Ice crawled over the cavern walls, slow and deliberate, as I advanced. My silence drew a laugh from his throat, sharp as broken glass. He lashed out again, stone shattering, the cave trembling with every strike.

But my fury was quiet. Lethal. Each flick of my hand tore through his attacks as frost met stone, and storm raged against storm until I had him staggering, bleeding, his grin cracking at the edges.

Behind him, Everly whimpered.

It was all the permission I needed.

Ice surged, fangs of frost snapping shut around his chest. His scream echoed once, sharp and short, before silence claimed him.

The ring was still pulsating with cold, still pulling me toward Everly as it had from the moment I crossed through the portal into Unseelie territory. Frantic and demanding, like the bond that bade me to protect her had no notion that she had come here with the express intent of severing it.

So I didn’t look at his body. Instead I froze her shackles until they shattered to dust and caught her before she could hit the ground.

She was smaller than I remembered as I scooped her into my arms. Too still. Too light. And there was no trace of the silverywings I had seen the night she was taken, vanished as if they had never existed.

I could almost pretend that I hadn’t been forced to come here because she had lied about everything she was. That she hadn’t put my entire kingdom at risk with all of her shards-damned secrets.

I wrenched my gaze away from her battered face, and strode out into the night, heavy on my guard. When I tore through the wards to get here, someone had no doubt been alerted. I needed to hurry.

Crimson wings lay shattered just beyond the cave mouth, all that remained of the Skaldwing who had stood guard. Movement rustled in the treeline. I turned, mana already coiling like an icy inferno around my fist.

A winged male broke through the brush but froze mid-charge, his body engulfed in vivid purple flames.

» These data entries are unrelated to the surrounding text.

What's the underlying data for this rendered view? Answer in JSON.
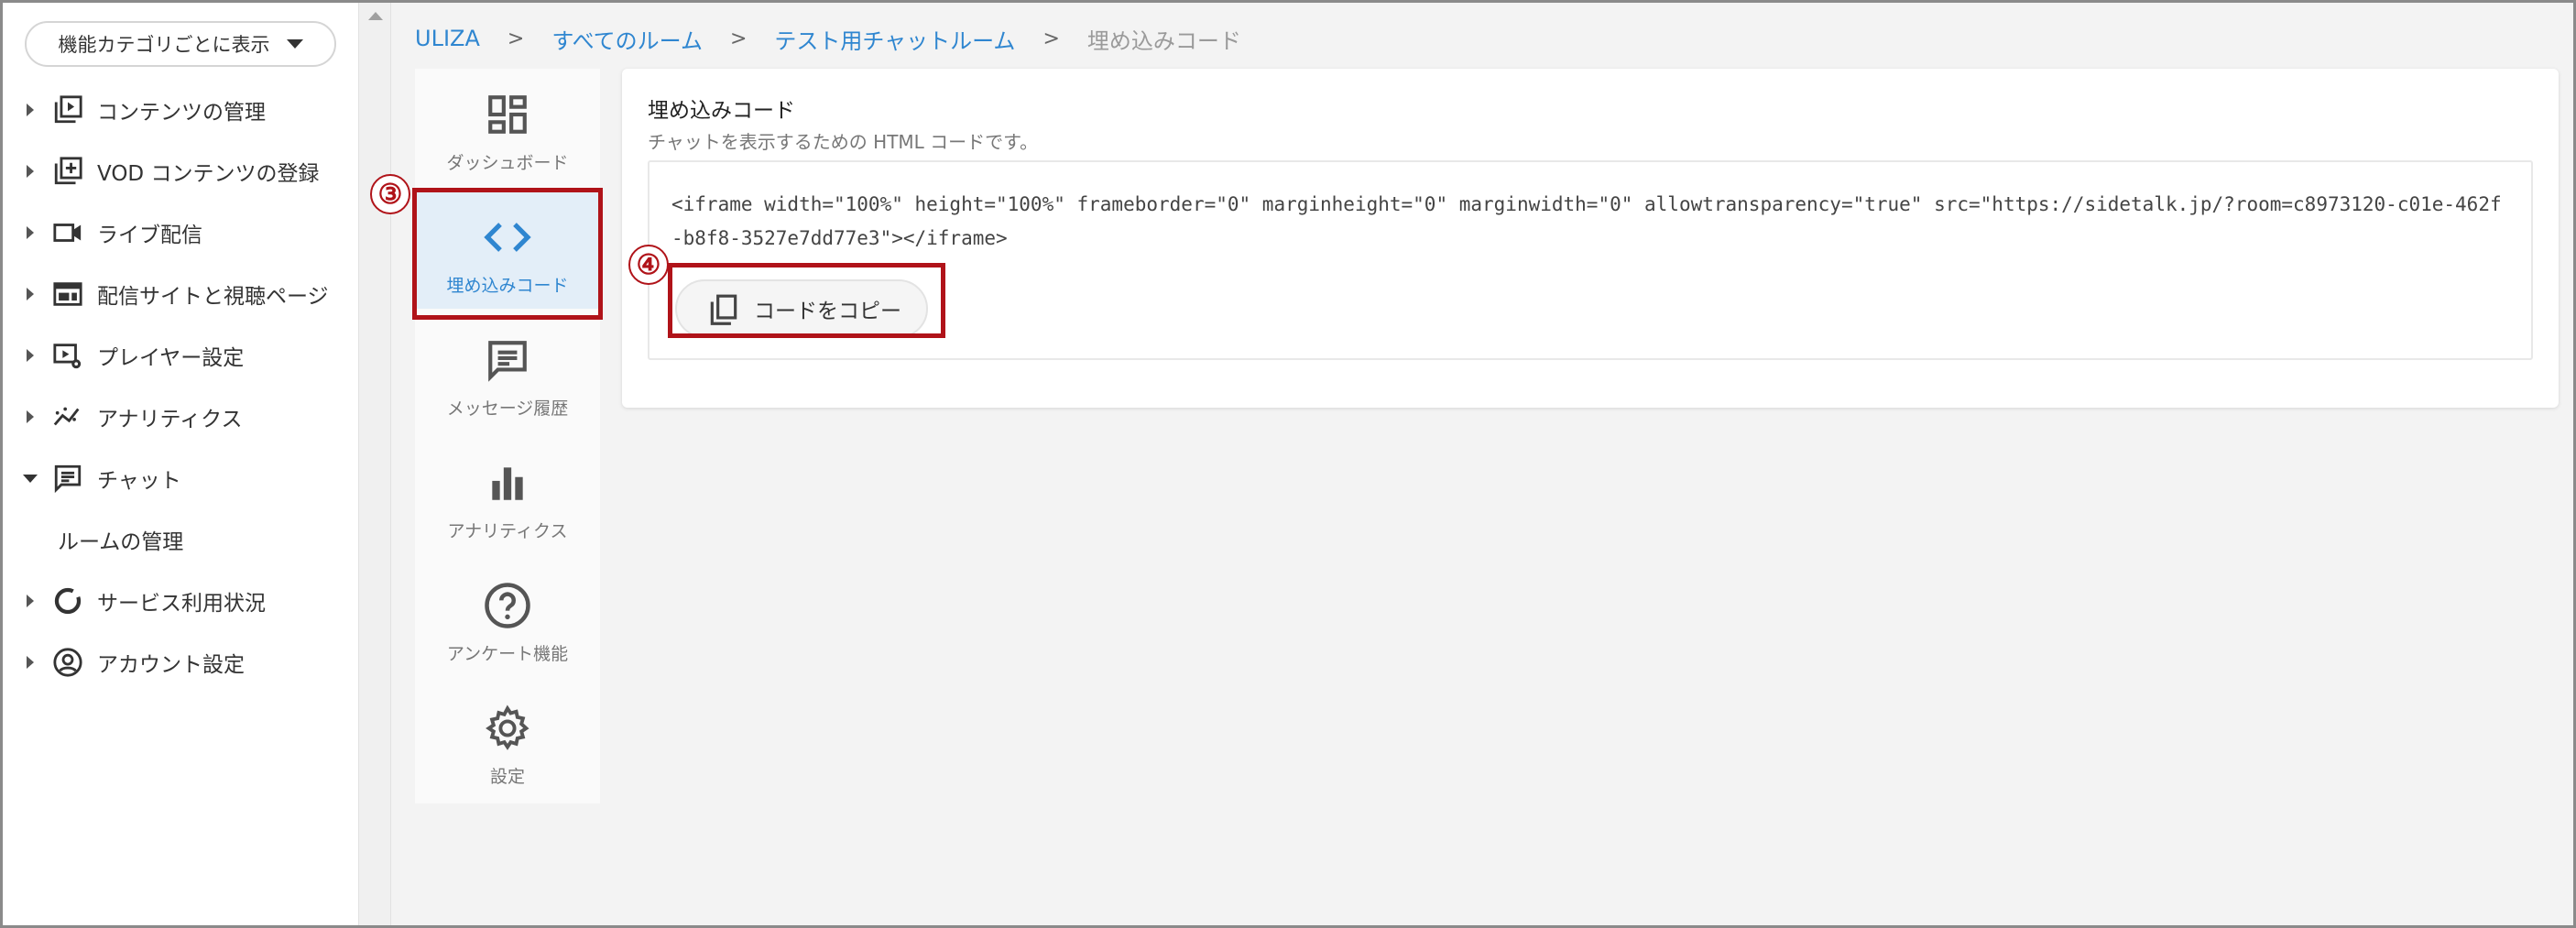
{
  "sidebar": {
    "category_button": "機能カテゴリごとに表示",
    "items": [
      {
        "label": "コンテンツの管理",
        "icon": "play-library-icon"
      },
      {
        "label": "VOD コンテンツの登録",
        "icon": "add-library-icon"
      },
      {
        "label": "ライブ配信",
        "icon": "videocam-icon"
      },
      {
        "label": "配信サイトと視聴ページ",
        "icon": "web-page-icon"
      },
      {
        "label": "プレイヤー設定",
        "icon": "player-settings-icon"
      },
      {
        "label": "アナリティクス",
        "icon": "analytics-icon"
      },
      {
        "label": "チャット",
        "icon": "chat-icon"
      },
      {
        "label": "サービス利用状況",
        "icon": "donut-chart-icon"
      },
      {
        "label": "アカウント設定",
        "icon": "account-circle-icon"
      }
    ],
    "chat_subitem": "ルームの管理"
  },
  "breadcrumb": {
    "items": [
      "ULIZA",
      "すべてのルーム",
      "テスト用チャットルーム"
    ],
    "current": "埋め込みコード",
    "separator": ">"
  },
  "subnav": {
    "items": [
      {
        "label": "ダッシュボード",
        "icon": "dashboard-icon"
      },
      {
        "label": "埋め込みコード",
        "icon": "code-icon"
      },
      {
        "label": "メッセージ履歴",
        "icon": "message-icon"
      },
      {
        "label": "アナリティクス",
        "icon": "bar-chart-icon"
      },
      {
        "label": "アンケート機能",
        "icon": "help-circle-icon"
      },
      {
        "label": "設定",
        "icon": "gear-icon"
      }
    ],
    "active_label": "埋め込みコード"
  },
  "embed": {
    "title": "埋め込みコード",
    "description": "チャットを表示するための HTML コードです。",
    "code": "<iframe width=\"100%\" height=\"100%\" frameborder=\"0\" marginheight=\"0\" marginwidth=\"0\" allowtransparency=\"true\" src=\"https://sidetalk.jp/?room=c8973120-c01e-462f-b8f8-3527e7dd77e3\"></iframe>",
    "copy_button": "コードをコピー"
  },
  "annotations": {
    "step3": "③",
    "step4": "④",
    "color": "#b01319"
  },
  "colors": {
    "link": "#2f86d0",
    "active_bg": "#e3eef8"
  }
}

He crumbled to ash, the night wind scattering what was left of him.

Behind the cinders stood a female.

Her wings were pitch black, tucked in close, her bare arms ropey with muscle, scars gleaming pale against her warm skin. She held a dagger steady in her grip, still poised where the male’s back had been.

I recognized it as the twin of my wife’s blade—jagged and blackened steel with an amethyst set into the hilt. The warrior moved forward with the practiced grace of a predator, her steps soundless in the hush.